The idea that the 340B drug discount program is the cause of rising cancer treatment costs is missing the point. Quality cancer care comes at a price. Now, who is going to pay it?
It’s no secret that changes in the healthcare industry have driven oncology patients from private practices to the nation’s safety net hospitals for their care. According to an Inside Oncology market intelligence report titled “Academic Cancer Centers (NCCC): Trends Impacting Key Account Management,” the ratio of private oncology clinic care versus hospital-delivered oncology care was 80:20 in 2007, compared to an estimated ratio of 50:50 in 2012 and a forecasted shift to 40:60 by 2015.
What’s the cause for this change in oncology care delivery locations? Many private practice oncology clinics simply can’t compete in a market where diminishing reimbursement from both Medicare and private payers has created intense financial pressures for private clinics.
Profitability issues began for private oncology providers back in 2003, when the Medicare Modernization Act introduced the Average Sales Price into the drug reimbursement equation, changing the way private practitioners were reimbursed. Since then, providers have been reimbursed using a formula known as ASP+6%. The 6 percent was intended to cover drug acquisition and clinic administration costs. But many private practitioners found that reimbursement through the new model was inadequate.
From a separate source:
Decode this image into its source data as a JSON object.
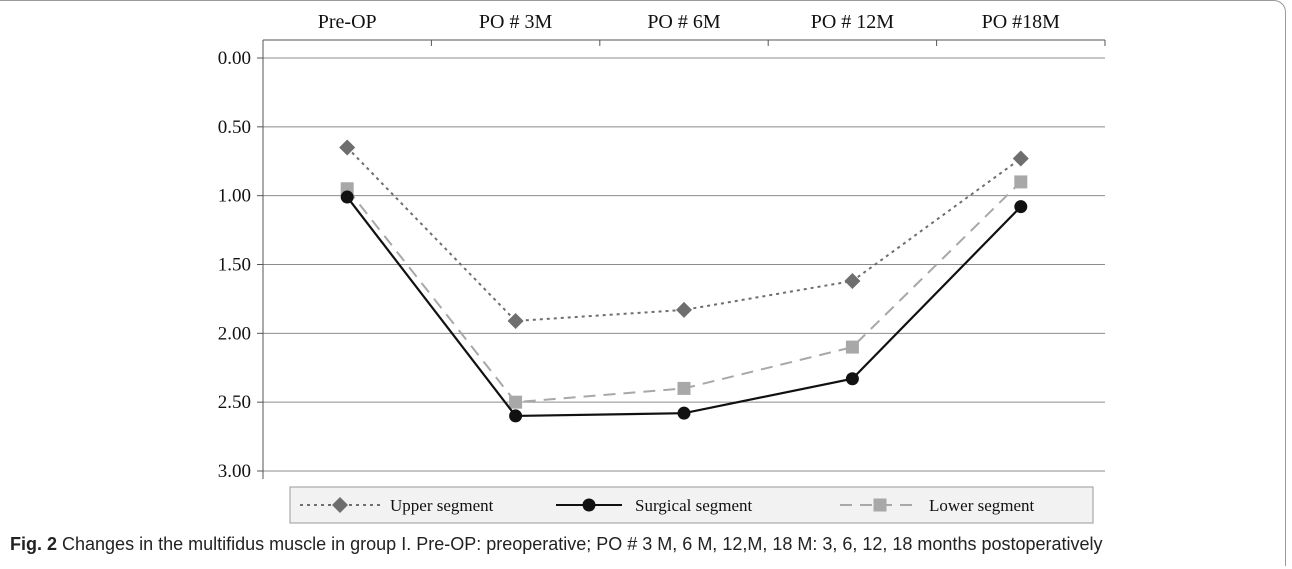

Prior to the ASP+6% model, the margins provided by Medicare Part B administered drugs helped private oncology practices stay financially healthy. With these profits, the practices were better equipped to handle the occasional losses associated with uninsured patients and those who failed to make their co-payments. But after ASP+6%, unable to balance out these losses, private providers began to refer their patients to the nation’s safety net hospitals for care. According to a 2012 report by biopharmaceutical consulting firm, Campbell Alliance, titled, “Turning Tides: Trends in Oncology Market Access,” only four percent of patients treated by community oncologists in 2011 were uninsured and another four percent were Medicaid. Of the patients these oncologists referred to outside practices, 15 percent were uninsured and 26 percent were Medicaid.
As the nation’s safety net hospitals began seeing higher volumes of oncology patients, they didn’t have the luxury of walking away or referring the patients elsewhere. They needed to expand their oncology services – an endeavor that called for investments in technology, equipment and staff to meet the growing need, deliver higher levels of care, and continue to improve outcomes. Hospitals stepped up to fill the gap, and in some cases, this meant acquiring existing oncology practices with practitioners who welcomed the opportunity to continue caring for patients in a more financially-stable environment.
Do oncology treatments administered in a hospital cost more than those administered in a private clinic? Medicaid and payors believe so, and they provide greater reimbursement rates in these settings. This makes sense, as the integrated care setting a hospital offers provides more value to the patient and, as a result, carries more associated overhead costs than a private practice clinic. Many hospitals provide comprehensive oncology services including advanced diagnostics, surgical services, radiation therapy, infusion services (including chemotherapy and hormonal therapy), counseling for the patient and their family, home care services and palliative care.
For safety net hospitals participating in the 340B Program, there’s the additional financial burden of serving a higher percentage of Medicaid and low-income, Medicare patients. This commitment to serving disadvantaged populations isn’t just feel-good hype. It’s their mission—and it’s a requirement for participation in the 340B Program. That’s where the 340B drug discounts come in. The 340B Program is helping make oncology care sustainable within our nation’s safety net hospitals without increasing taxes. The drug discounts these hospitals receive don’t raise the cost of care – they help to offset rising care and drug costs, expand services to the community, and ensure the organization’s financial stability. And unlike Medicare reimbursements, which must be paid for and measured in tax dollars, 340B drug discounts are exactly what the name implies: discounted pricing on eligible drug dispensations, with a cost that’s measured in slightly diminished profits for Big Pharma.
It should come as no surprise that AIRx340B, an alliance of pharmacy industry stakeholders, is leveraging a recent IMS Institute for Healthcare Informatics report in an attempt to demonize the 340B program and blame it for rising oncology care costs. They have profits to protect, and they’ve got the 340B Program directly in their sights – even though, according to the US Department of Health and Human Services Health Resources and Services Administration (HRSA), 340B drug purchases account for only two percent of all drug purchases. Yes, that’s right. Two percent of all drug purchases.
It’s time to stop blaming the 340B Program. Hospitals provide a level of integrated oncology care that is not available anywhere else, and it comes at a price. Refusing to pay the price for care delivered in the private practice setting has brought us to where we are today, and we need to heed the lessons learned. If not for the benefits hospitals receive from the 340B Program, hospital oncology departments may have no better chance of survival than private practice clinics.